A fare gli onori di casa il maître Valerio Capriotti – già direttore di sala in ristoranti stellati e raffinate botteghe gourmet come Roscioli, Uno e Bino, Al Ceppo a Roma, il ristorante Duomo a Ragusa -, che si ritrova a fare un po’ la parte del comandante Stubing in Love Boat – o forse meglio della direttrice di crociera Julie McCoy – che coordina entrate ed uscite e accompagna le coppie verso il proprio dopo-cena. Un personaggio che nella prima puntata resta abbastanza sullo sfondo ma che in una dating soap ha ampie possibilità. Interessante, invece, la presenza del barista, il vero confidente della varia umanità che si raccoglie in un locale. Non so se sia un vero barista o l’autor giovane (e belloccio) chiamato a rompere il ghiaccio (non solo nei cocktail) facendo le prime domande agli ospiti per farli conoscere al pubblico. In questo caso siamo lontani dalla verve di Isaac (cfr. Love Boat), ma la funzione è apprezzabile: bastano poche battute davanti al bancone per avere il senso della coppia.
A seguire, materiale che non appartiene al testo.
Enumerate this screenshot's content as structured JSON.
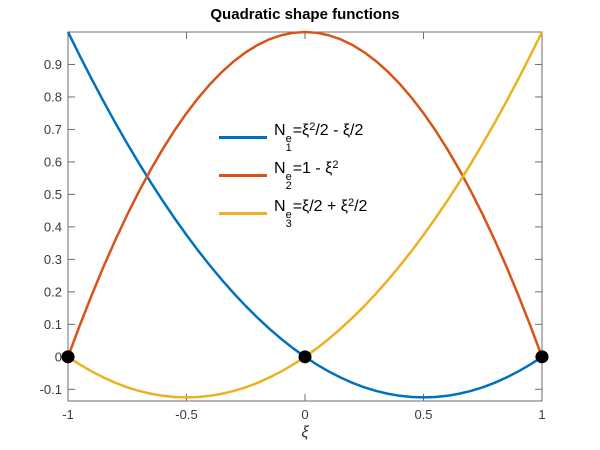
{
  "figure": {
    "title": "Quadratic shape functions",
    "xlabel": "ξ",
    "background": "#ffffff"
  },
  "legend": {
    "items": [
      {
        "base": "N",
        "sup": "e",
        "sub": "1",
        "formula_parts": [
          {
            "text": "=ξ",
            "sup": false
          },
          {
            "text": "2",
            "sup": true
          },
          {
            "text": "/2 - ξ/2",
            "sup": false
          }
        ],
        "color": "#0072BD"
      },
      {
        "base": "N",
        "sup": "e",
        "sub": "2",
        "formula_parts": [
          {
            "text": "=1 - ξ",
            "sup": false
          },
          {
            "text": "2",
            "sup": true
          }
        ],
        "color": "#D95319"
      },
      {
        "base": "N",
        "sup": "e",
        "sub": "3",
        "formula_parts": [
          {
            "text": "=ξ/2 + ξ",
            "sup": false
          },
          {
            "text": "2",
            "sup": true
          },
          {
            "text": "/2",
            "sup": false
          }
        ],
        "color": "#EDB120"
      }
    ]
  },
  "chart_data": {
    "type": "line",
    "title": "Quadratic shape functions",
    "xlabel": "ξ",
    "ylabel": "",
    "xlim": [
      -1,
      1
    ],
    "ylim": [
      -0.136,
      1.0
    ],
    "grid": false,
    "legend_position": "inside-upper-center",
    "axis_color": "#6e6e6e",
    "tick_label_color": "#3a3a3a",
    "xticks": [
      -1,
      -0.5,
      0,
      0.5,
      1
    ],
    "xtick_labels": [
      "-1",
      "-0.5",
      "0",
      "0.5",
      "1"
    ],
    "yticks": [
      -0.1,
      0,
      0.1,
      0.2,
      0.3,
      0.4,
      0.5,
      0.6,
      0.7,
      0.8,
      0.9
    ],
    "ytick_labels": [
      "-0.1",
      "0",
      "0.1",
      "0.2",
      "0.3",
      "0.4",
      "0.5",
      "0.6",
      "0.7",
      "0.8",
      "0.9"
    ],
    "x": [
      -1,
      -0.95,
      -0.9,
      -0.85,
      -0.8,
      -0.75,
      -0.7,
      -0.65,
      -0.6,
      -0.55,
      -0.5,
      -0.45,
      -0.4,
      -0.35,
      -0.3,
      -0.25,
      -0.2,
      -0.15,
      -0.1,
      -0.05,
      0,
      0.05,
      0.1,
      0.15,
      0.2,
      0.25,
      0.3,
      0.35,
      0.4,
      0.45,
      0.5,
      0.55,
      0.6,
      0.65,
      0.7,
      0.75,
      0.8,
      0.85,
      0.9,
      0.95,
      1
    ],
    "series": [
      {
        "name": "N_1^e = ξ²/2 - ξ/2",
        "color": "#0072BD",
        "values": [
          1,
          0.92625,
          0.855,
          0.78625,
          0.72,
          0.65625,
          0.595,
          0.53625,
          0.48,
          0.42625,
          0.375,
          0.32625,
          0.28,
          0.23625,
          0.195,
          0.15625,
          0.12,
          0.08625,
          0.055,
          0.02625,
          0,
          -0.02375,
          -0.045,
          -0.06375,
          -0.08,
          -0.09375,
          -0.105,
          -0.11375,
          -0.12,
          -0.12375,
          -0.125,
          -0.12375,
          -0.12,
          -0.11375,
          -0.105,
          -0.09375,
          -0.08,
          -0.06375,
          -0.045,
          -0.02375,
          0
        ]
      },
      {
        "name": "N_2^e = 1 - ξ²",
        "color": "#D95319",
        "values": [
          0,
          0.0975,
          0.19,
          0.2775,
          0.36,
          0.4375,
          0.51,
          0.5775,
          0.64,
          0.6975,
          0.75,
          0.7975,
          0.84,
          0.8775,
          0.91,
          0.9375,
          0.96,
          0.9775,
          0.99,
          0.9975,
          1,
          0.9975,
          0.99,
          0.9775,
          0.96,
          0.9375,
          0.91,
          0.8775,
          0.84,
          0.7975,
          0.75,
          0.6975,
          0.64,
          0.5775,
          0.51,
          0.4375,
          0.36,
          0.2775,
          0.19,
          0.0975,
          0
        ]
      },
      {
        "name": "N_3^e = ξ/2 + ξ²/2",
        "color": "#EDB120",
        "values": [
          0,
          -0.02375,
          -0.045,
          -0.06375,
          -0.08,
          -0.09375,
          -0.105,
          -0.11375,
          -0.12,
          -0.12375,
          -0.125,
          -0.12375,
          -0.12,
          -0.11375,
          -0.105,
          -0.09375,
          -0.08,
          -0.06375,
          -0.045,
          -0.02375,
          0,
          0.02625,
          0.055,
          0.08625,
          0.12,
          0.15625,
          0.195,
          0.23625,
          0.28,
          0.32625,
          0.375,
          0.42625,
          0.48,
          0.53625,
          0.595,
          0.65625,
          0.72,
          0.78625,
          0.855,
          0.92625,
          1
        ]
      }
    ],
    "node_markers": {
      "color": "#000000",
      "points": [
        [
          -1,
          0
        ],
        [
          0,
          0
        ],
        [
          1,
          0
        ]
      ],
      "radius": 6.5
    }
  }
}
Il tutto scorre in maniera molto lineare, fino all’apprezzabile uso dei cartelli finali che spiegano cosa ne è stato delle coppie (cui crediamo sospendendo l’incredulità). Primo appuntamento non dà grandi emozioni: la chiave narrativa mi sembra più docu-comedy che ‘emo’, esattamente l’opposto di quella usata in I ragazzi del Bambino Gesù, che pure richiama la struttura soap adottata in questo format. Qui, però, in ogni puntata ci sono nuove storie. Ed è meglio così.
E come dice Giulietta, “la telenovela continua”.